Still, nothing in our 20 years together compares to a phone call from Matt in 2014. Wasn’t feeling well. Took a fall. Went to a doctor. Had a brain scan. Got a tumor. Cancer. Here’s the story. Classic TR … Matt wrote the main piece and I added a sidebar.

Matt took a break for about six months and TR went dark. There were many tennis journalists around the world who were pulling for Matt, knowing is ability and dedication. He was very well-respected and elected International Tennis Writers Association co-president. I was admittedly jealous of these writers; these were Matt’s working buddies who were sharing stories and drinks in crowded media rooms. I remained in Atlanta, three time zones from his California base.

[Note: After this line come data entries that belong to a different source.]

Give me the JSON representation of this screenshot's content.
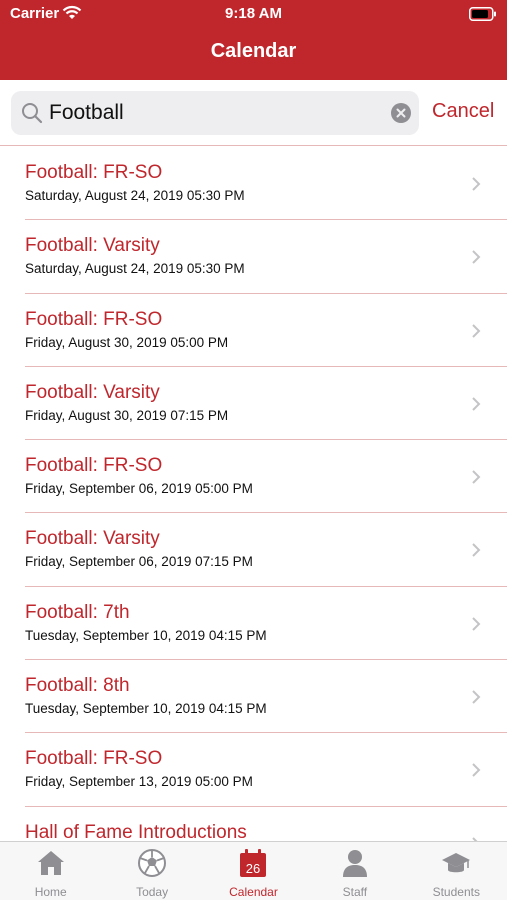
{
  "status": {
    "carrier": "Carrier",
    "time": "9:18 AM"
  },
  "header": {
    "title": "Calendar"
  },
  "search": {
    "value": "Football",
    "cancel": "Cancel"
  },
  "events": [
    {
      "title": "Football: FR-SO",
      "date": "Saturday, August 24, 2019 05:30 PM"
    },
    {
      "title": "Football: Varsity",
      "date": "Saturday, August 24, 2019 05:30 PM"
    },
    {
      "title": "Football: FR-SO",
      "date": "Friday, August 30, 2019 05:00 PM"
    },
    {
      "title": "Football: Varsity",
      "date": "Friday, August 30, 2019 07:15 PM"
    },
    {
      "title": "Football: FR-SO",
      "date": "Friday, September 06, 2019 05:00 PM"
    },
    {
      "title": "Football: Varsity",
      "date": "Friday, September 06, 2019 07:15 PM"
    },
    {
      "title": "Football: 7th",
      "date": "Tuesday, September 10, 2019 04:15 PM"
    },
    {
      "title": "Football: 8th",
      "date": "Tuesday, September 10, 2019 04:15 PM"
    },
    {
      "title": "Football: FR-SO",
      "date": "Friday, September 13, 2019 05:00 PM"
    },
    {
      "title": "Hall of Fame Introductions",
      "date": ""
    }
  ],
  "tabs": [
    {
      "label": "Home",
      "icon": "home-icon"
    },
    {
      "label": "Today",
      "icon": "soccer-ball-icon"
    },
    {
      "label": "Calendar",
      "icon": "calendar-icon",
      "badge": "26",
      "active": true
    },
    {
      "label": "Staff",
      "icon": "person-icon"
    },
    {
      "label": "Students",
      "icon": "graduation-cap-icon"
    }
  ],
  "colors": {
    "accent": "#c0272d",
    "inactive": "#8e8e93"
  }
}
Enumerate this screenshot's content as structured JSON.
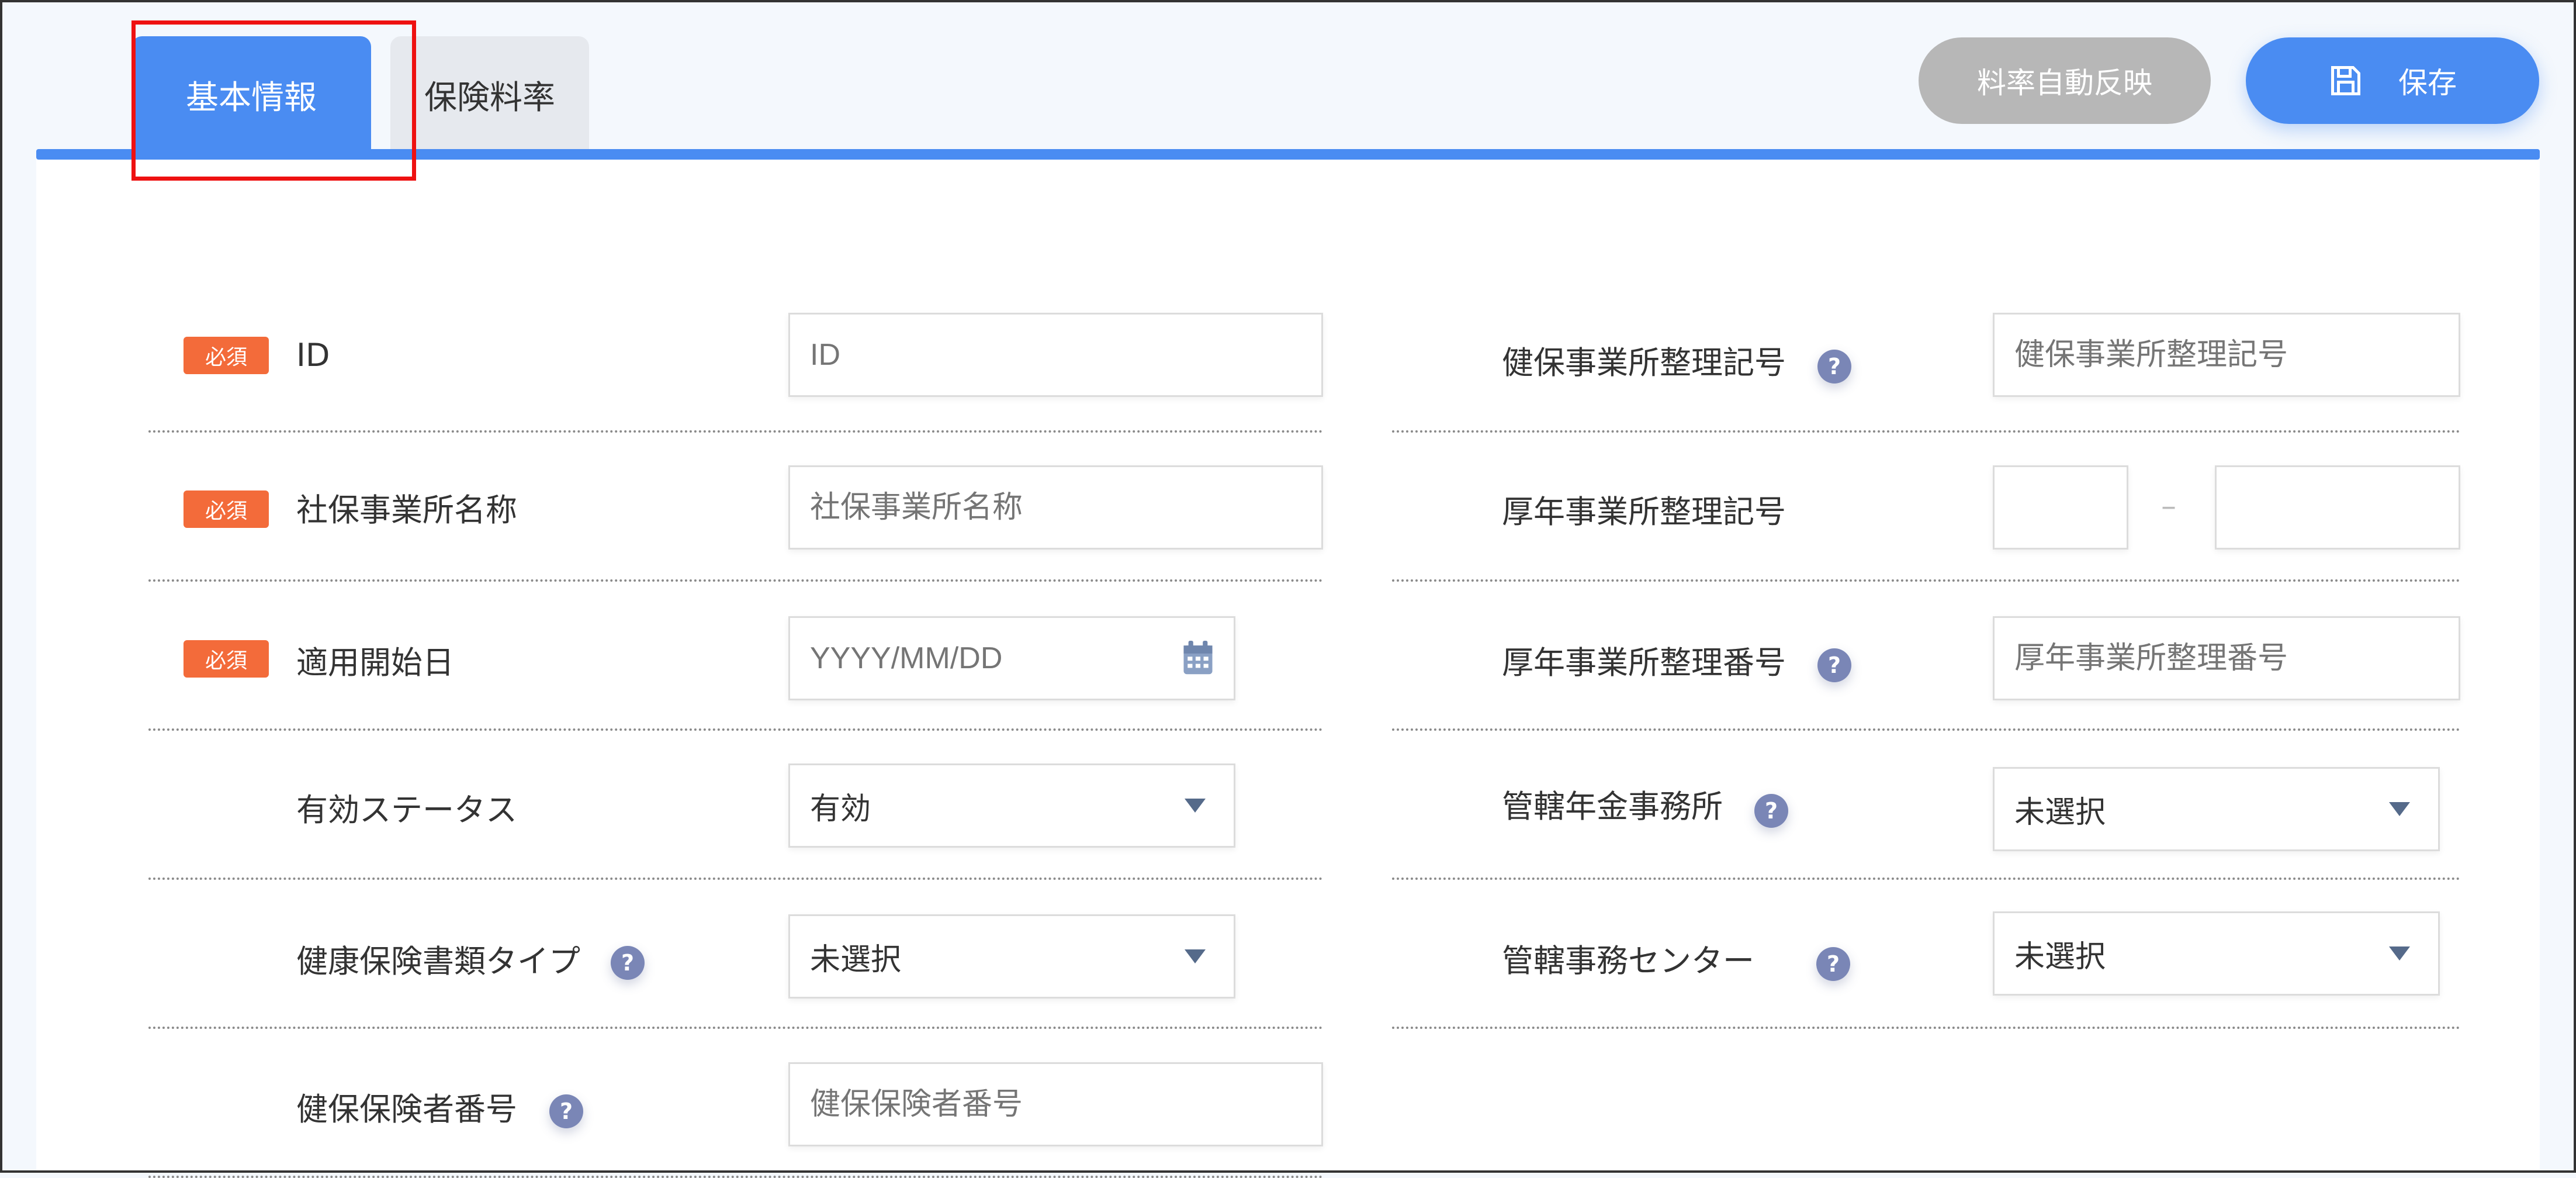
{
  "tabs": [
    {
      "label": "基本情報",
      "active": true
    },
    {
      "label": "保険料率",
      "active": false
    }
  ],
  "actions": {
    "auto_reflect": "料率自動反映",
    "save": "保存"
  },
  "colors": {
    "accent": "#4a8cf2",
    "required": "#f36b3a",
    "help": "#7a86b6",
    "annotation": "#ee1111"
  },
  "required_badge": "必須",
  "help_mark": "?",
  "left_fields": [
    {
      "label": "ID",
      "placeholder": "ID"
    },
    {
      "label": "社保事業所名称",
      "placeholder": "社保事業所名称"
    },
    {
      "label": "適用開始日",
      "placeholder": "YYYY/MM/DD"
    },
    {
      "label": "有効ステータス",
      "value": "有効"
    },
    {
      "label": "健康保険書類タイプ",
      "value": "未選択"
    },
    {
      "label": "健保保険者番号",
      "placeholder": "健保保険者番号"
    }
  ],
  "right_fields": [
    {
      "label": "健保事業所整理記号",
      "placeholder": "健保事業所整理記号"
    },
    {
      "label": "厚年事業所整理記号",
      "separator": "–"
    },
    {
      "label": "厚年事業所整理番号",
      "placeholder": "厚年事業所整理番号"
    },
    {
      "label": "管轄年金事務所",
      "value": "未選択"
    },
    {
      "label": "管轄事務センター",
      "value": "未選択"
    }
  ]
}
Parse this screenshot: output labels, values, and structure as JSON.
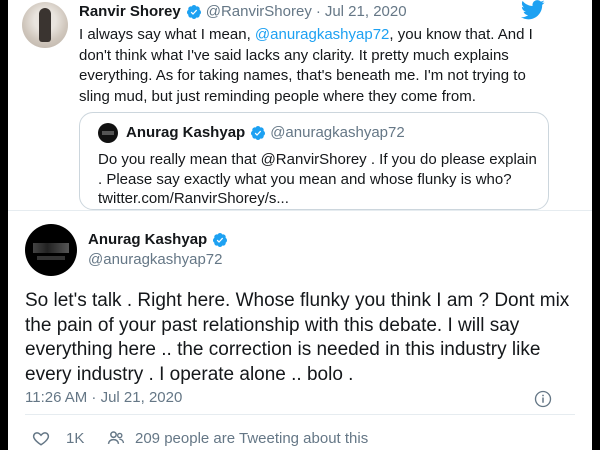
{
  "top_tweet": {
    "name": "Ranvir Shorey",
    "handle": "@RanvirShorey",
    "separator": "·",
    "date": "Jul 21, 2020",
    "text_parts": [
      "I always say what I mean, ",
      "@anuragkashyap72",
      ", you know that. And I don't think what I've said lacks any clarity. It pretty much explains everything. As for taking names, that's beneath me. I'm not trying to sling mud, but just reminding people where they come from."
    ]
  },
  "quoted_tweet": {
    "name": "Anurag Kashyap",
    "handle": "@anuragkashyap72",
    "text": "Do you really mean that @RanvirShorey . If you do please explain . Please say exactly what you mean and whose flunky is who? twitter.com/RanvirShorey/s..."
  },
  "main_tweet": {
    "name": "Anurag Kashyap",
    "handle": "@anuragkashyap72",
    "text": "So let's talk . Right here. Whose flunky you think I am ? Dont mix the pain of your past relationship with this debate. I will say everything here .. the correction is needed in this industry like every industry . I operate alone .. bolo .",
    "timestamp": "11:26 AM · Jul 21, 2020",
    "like_count": "1K",
    "people_tweeting": "209 people are Tweeting about this"
  },
  "icons": [
    "verified-icon",
    "twitter-bird-icon",
    "info-icon",
    "heart-icon",
    "people-icon"
  ],
  "colors": {
    "accent": "#1da1f2",
    "text": "#14171a",
    "muted": "#657786",
    "border": "#ccd6dd"
  }
}
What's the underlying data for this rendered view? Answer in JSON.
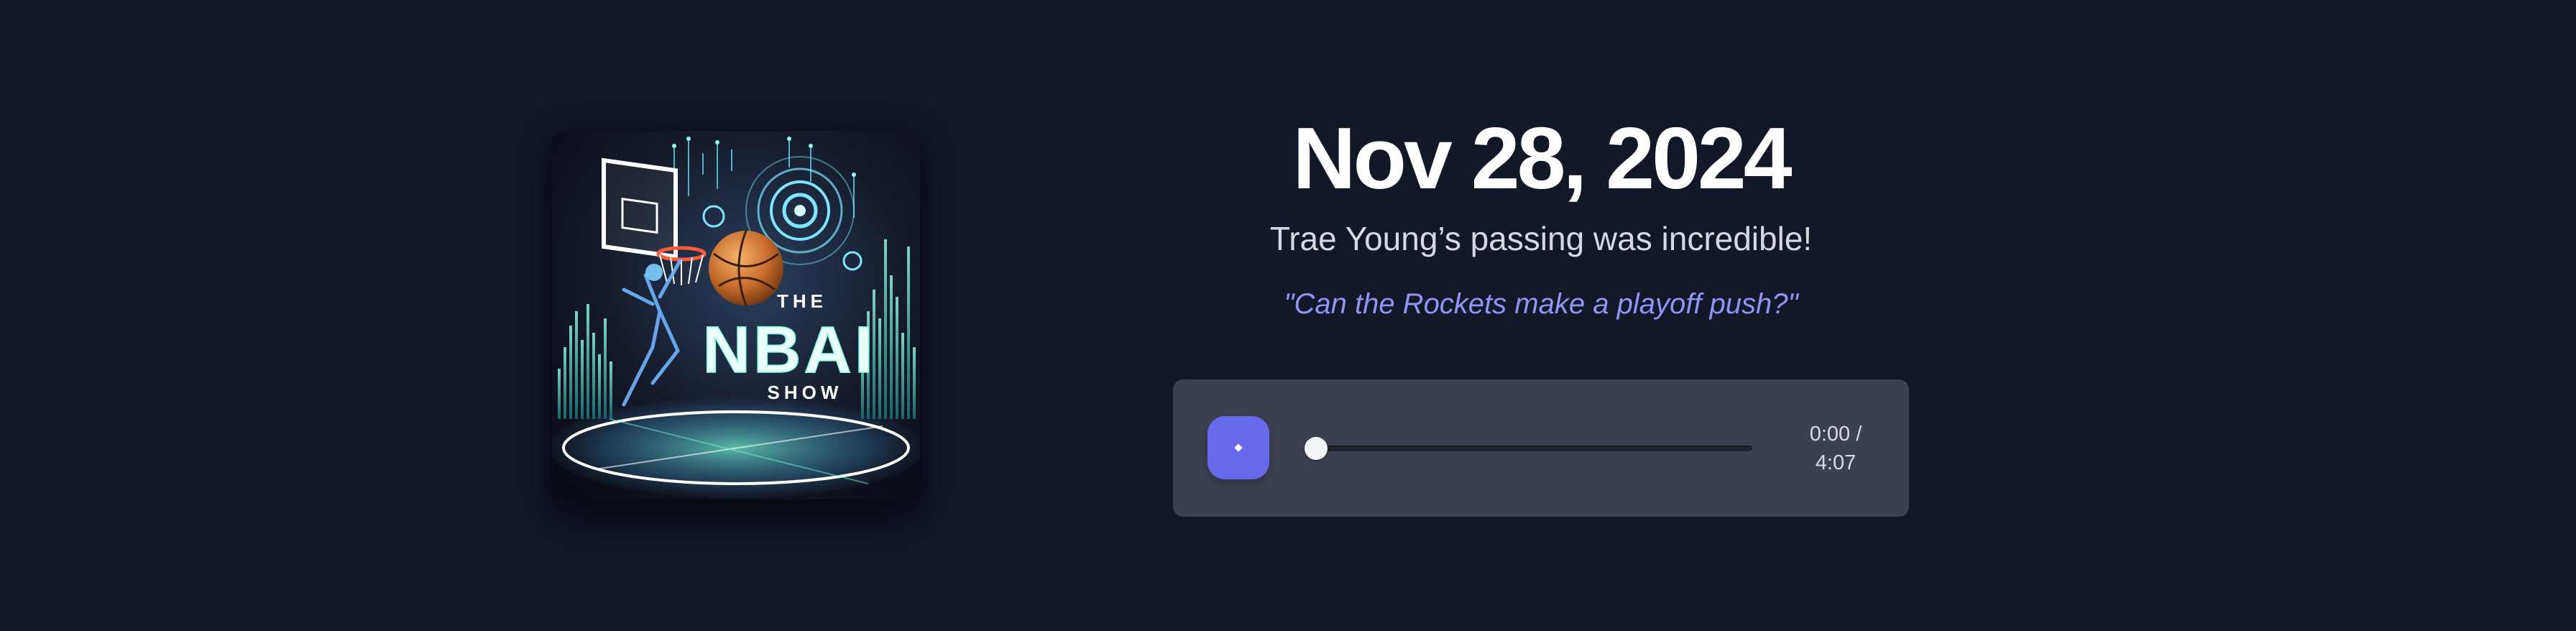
{
  "episode": {
    "date": "Nov 28, 2024",
    "headline": "Trae Young’s passing was incredible!",
    "question": "\"Can the Rockets make a playoff push?\""
  },
  "cover": {
    "line1": "THE",
    "line2": "NBAI",
    "line3": "SHOW"
  },
  "player": {
    "current_time": "0:00 /",
    "duration": "4:07",
    "progress": 0,
    "play_icon": "play-icon"
  },
  "colors": {
    "background": "#121828",
    "player_bg": "#3c4152",
    "accent": "#6569ea",
    "question_text": "#8f95f4"
  }
}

During the hiatus, Matt had chemo. First, he was cured, then a relapse, then more chemo over the span of years. His output was sporadic, depending on his health. I took more time editing his stories, which often were less complex and incisive as material he wrote before the tumor. Still, through those dark days, he was still a writer, still a journalist eagerly looking to cover the next tennis match.

Now, he continues to be stable, healthy and active. But, his gargantuan ability to write quickly has been diminished. A man who did radio commentary on a global scale now has issues with remembering the right words in casual conversation.

There are often days, weeks, in which we don’t have new stories. Is the website making any money? No. Has the traffic grown? No. Have the ads flowed in? No.

Do I care? No, not really. You can’t be in a business relationship, any relationship, for 20 years without some highs and lows, some awards and some illnesses. For better or worse, TennisReporters.net continues.